Kate continued, without success, to get her phone to respond, and finally put it away, listening to Atay ramble about the castle. She gazed out the window while the van traveled through the dark and quiet suburbs of Istanbul, driving an hour along a coastal road before the gr
ay massive structure appeared.
“There it is,” said Atay.
She gaped at the castle, imposing even in the predawn glimmer. The edifice was made of dark stone with ramparts that hugged tall, sheer cliffs. The overall impact was triangular, much like a prehistoric arrowhead. The cliffs would have a panoramic view of the sea, the ideal site for a castle. From the three round towers—one in the middle and one on each side—the crusaders would have been able to see any ship long before it was close enough to be a danger.
When the van pulled off the main road, Kate lost sight of the castle. She sensed that the van was ascending and could see the sun beginning to rise over the sea. The van traveled for ten minutes before veering off the paved road to a dirt lane, this one more like a track than a road, quickly arriving at an open gate with a guard shack. The driver drove straight through without stopping. Kate looked back and saw two men close the gate. After passing over a pebbled driveway with massive trees drooping from each side, the vehicle stopped in front of an immense door, where a woman, presumably a servant, stood.

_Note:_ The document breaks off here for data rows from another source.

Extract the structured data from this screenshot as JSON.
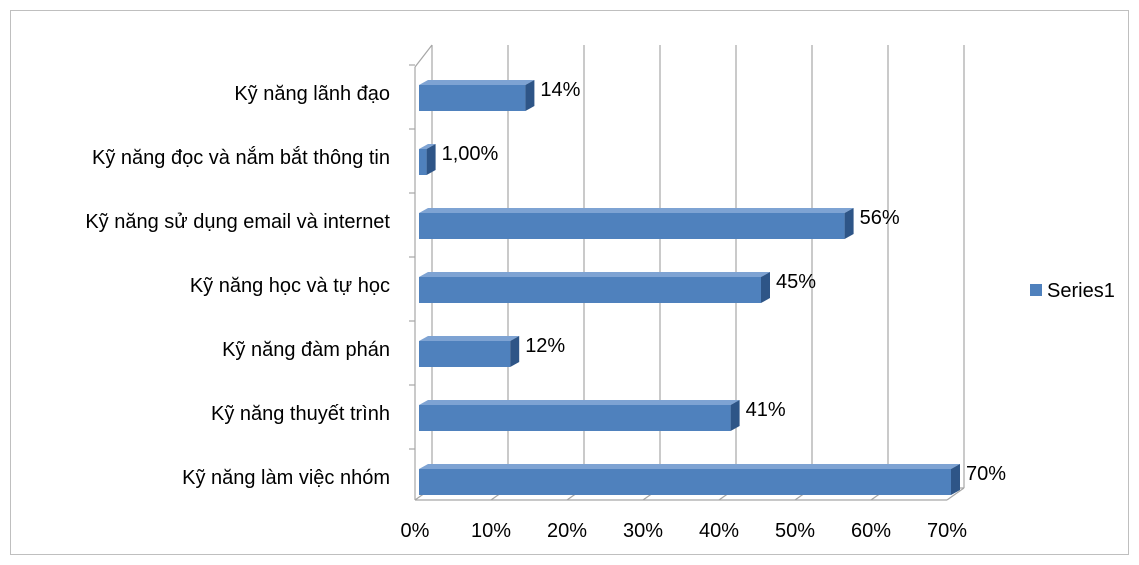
{
  "chart_data": {
    "type": "bar",
    "orientation": "horizontal",
    "style": "3d",
    "categories": [
      "Kỹ năng lãnh đạo",
      "Kỹ năng đọc và nắm bắt thông tin",
      "Kỹ năng sử dụng email và internet",
      "Kỹ năng học và tự học",
      "Kỹ năng đàm phán",
      "Kỹ năng thuyết trình",
      "Kỹ năng làm việc nhóm"
    ],
    "series": [
      {
        "name": "Series1",
        "values": [
          14,
          1,
          56,
          45,
          12,
          41,
          70
        ],
        "data_labels": [
          "14%",
          "1,00%",
          "56%",
          "45%",
          "12%",
          "41%",
          "70%"
        ]
      }
    ],
    "xlim": [
      0,
      70
    ],
    "x_ticks": [
      0,
      10,
      20,
      30,
      40,
      50,
      60,
      70
    ],
    "x_tick_labels": [
      "0%",
      "10%",
      "20%",
      "30%",
      "40%",
      "50%",
      "60%",
      "70%"
    ],
    "grid": "vertical",
    "legend_position": "right",
    "title": "",
    "xlabel": "",
    "ylabel": ""
  },
  "colors": {
    "bar_front": "#4F81BD",
    "bar_top": "#7EA3D3",
    "bar_side": "#2E5587",
    "grid": "#A6A6A6",
    "frame": "#BFBFBF"
  }
}
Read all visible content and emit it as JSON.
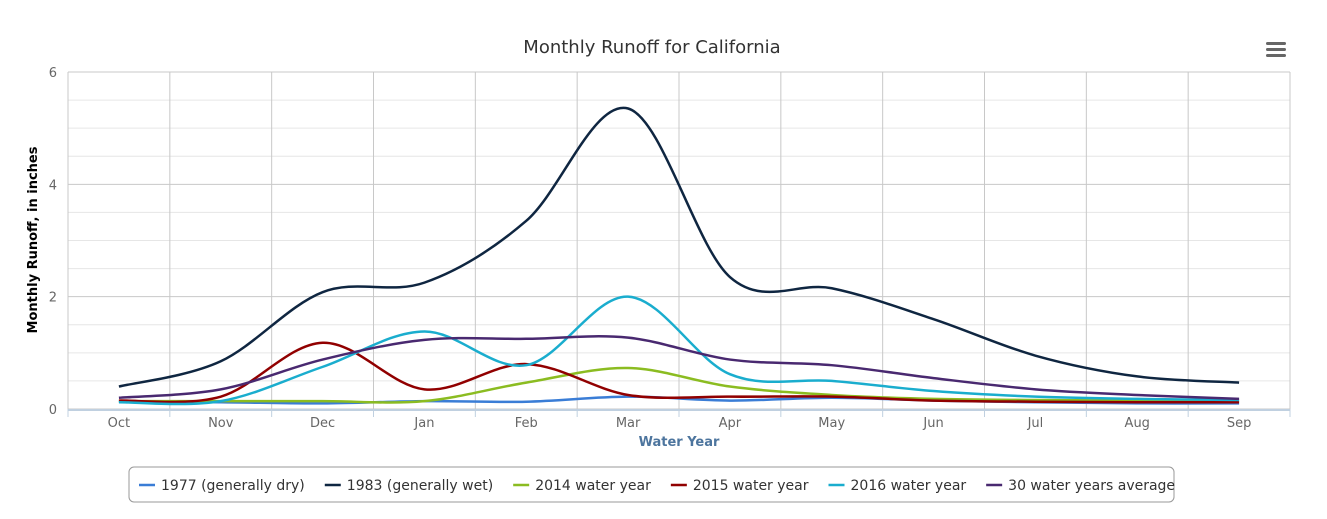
{
  "chart_data": {
    "type": "line",
    "title": "Monthly Runoff for California",
    "xlabel": "Water Year",
    "ylabel": "Monthly Runoff, in inches",
    "categories": [
      "Oct",
      "Nov",
      "Dec",
      "Jan",
      "Feb",
      "Mar",
      "Apr",
      "May",
      "Jun",
      "Jul",
      "Aug",
      "Sep"
    ],
    "ylim": [
      0,
      6
    ],
    "yticks": [
      "0",
      "2",
      "4",
      "6"
    ],
    "grid": true,
    "legend_placement": "bottom",
    "series": [
      {
        "name": "1977 (generally dry)",
        "color": "#3a7dd6",
        "values": [
          0.13,
          0.12,
          0.1,
          0.14,
          0.13,
          0.22,
          0.15,
          0.2,
          0.15,
          0.12,
          0.1,
          0.1
        ]
      },
      {
        "name": "1983 (generally wet)",
        "color": "#0f2641",
        "values": [
          0.4,
          0.85,
          2.08,
          2.25,
          3.35,
          5.35,
          2.35,
          2.15,
          1.6,
          0.95,
          0.58,
          0.47
        ]
      },
      {
        "name": "2014 water year",
        "color": "#8bbc21",
        "values": [
          0.14,
          0.14,
          0.14,
          0.14,
          0.47,
          0.73,
          0.4,
          0.25,
          0.18,
          0.16,
          0.15,
          0.15
        ]
      },
      {
        "name": "2015 water year",
        "color": "#910000",
        "values": [
          0.15,
          0.22,
          1.18,
          0.35,
          0.8,
          0.25,
          0.22,
          0.22,
          0.15,
          0.13,
          0.12,
          0.12
        ]
      },
      {
        "name": "2016 water year",
        "color": "#1aadce",
        "values": [
          0.12,
          0.14,
          0.75,
          1.38,
          0.78,
          2.0,
          0.62,
          0.5,
          0.32,
          0.22,
          0.18,
          0.16
        ]
      },
      {
        "name": "30 water years average",
        "color": "#492970",
        "values": [
          0.2,
          0.35,
          0.88,
          1.23,
          1.25,
          1.27,
          0.88,
          0.78,
          0.55,
          0.35,
          0.25,
          0.18
        ]
      }
    ]
  },
  "menu_icon": "hamburger-menu-icon"
}
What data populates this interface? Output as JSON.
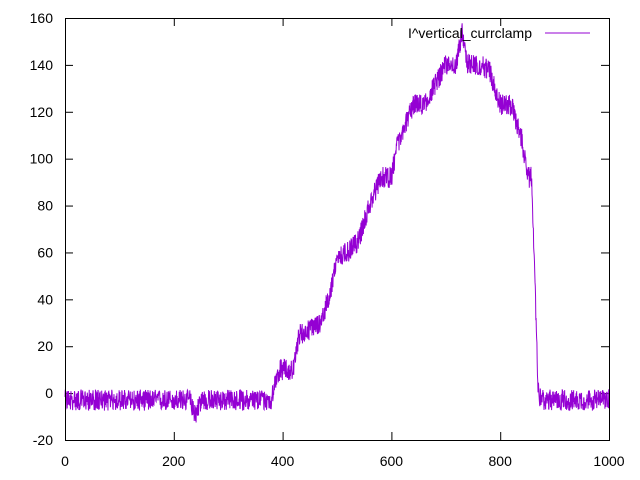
{
  "chart_data": {
    "type": "line",
    "title": "",
    "xlabel": "",
    "ylabel": "",
    "xlim": [
      0,
      1000
    ],
    "ylim": [
      -20,
      160
    ],
    "x_ticks": [
      0,
      200,
      400,
      600,
      800,
      1000
    ],
    "y_ticks": [
      -20,
      0,
      20,
      40,
      60,
      80,
      100,
      120,
      140,
      160
    ],
    "grid": false,
    "legend_position": "top-right",
    "series": [
      {
        "name": "I^vertical_currclamp",
        "color": "#9400d3",
        "x": [
          0,
          100,
          200,
          230,
          240,
          250,
          300,
          380,
          385,
          395,
          420,
          430,
          450,
          470,
          490,
          500,
          520,
          540,
          555,
          580,
          600,
          610,
          640,
          660,
          700,
          720,
          730,
          740,
          760,
          780,
          800,
          820,
          840,
          850,
          858,
          862,
          866,
          870,
          878,
          900,
          950,
          1000
        ],
        "y": [
          -3,
          -3,
          -3,
          -3,
          -9,
          -3,
          -3,
          -3,
          5,
          10,
          10,
          25,
          27,
          30,
          45,
          58,
          60,
          65,
          77,
          92,
          92,
          105,
          123,
          123,
          140,
          140,
          155,
          140,
          140,
          138,
          123,
          123,
          108,
          92,
          92,
          60,
          30,
          0,
          -3,
          -3,
          -3,
          -3
        ]
      }
    ]
  }
}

Dr. Atay assisted her out of the van and strode into the castle. “Dr. Strong, this way please. You will want to see the terrace at sunrise.” He walked across a foyer, then through a huge dining room to three sets of double doors, one of which was open. The view of the Mediterranean Sea, with a few rays of the sun just beginning to show through the clouds was breathtaking.
When Kate gazed from the floor of the terrace to the walls behind her, she could see that what she had thought was an entire castle was merely the remains of the ramparts and walls. A modern steel infrastructure had been constructed and integrated into the natural stone and granite cliffs, clutched to the breast of the castle like a kangaroo joey. Above them was one of the three towers, a dark obelisk against the sky.
“This way, please.” Atay guided her through a long corridor, up a steep flight of stone steps, stopped, and then gestured for her to enter a room. Though the red velvet drapes were closed, Kate could make out a high bed heaped with colorful pillows. Atay’s eyes darted into the room, then back to her and her suitcase. He turned and pointed to a receiver hanging on the wall. “There is the house phone. You can call the castle operator and have someone bring you anything you may need.”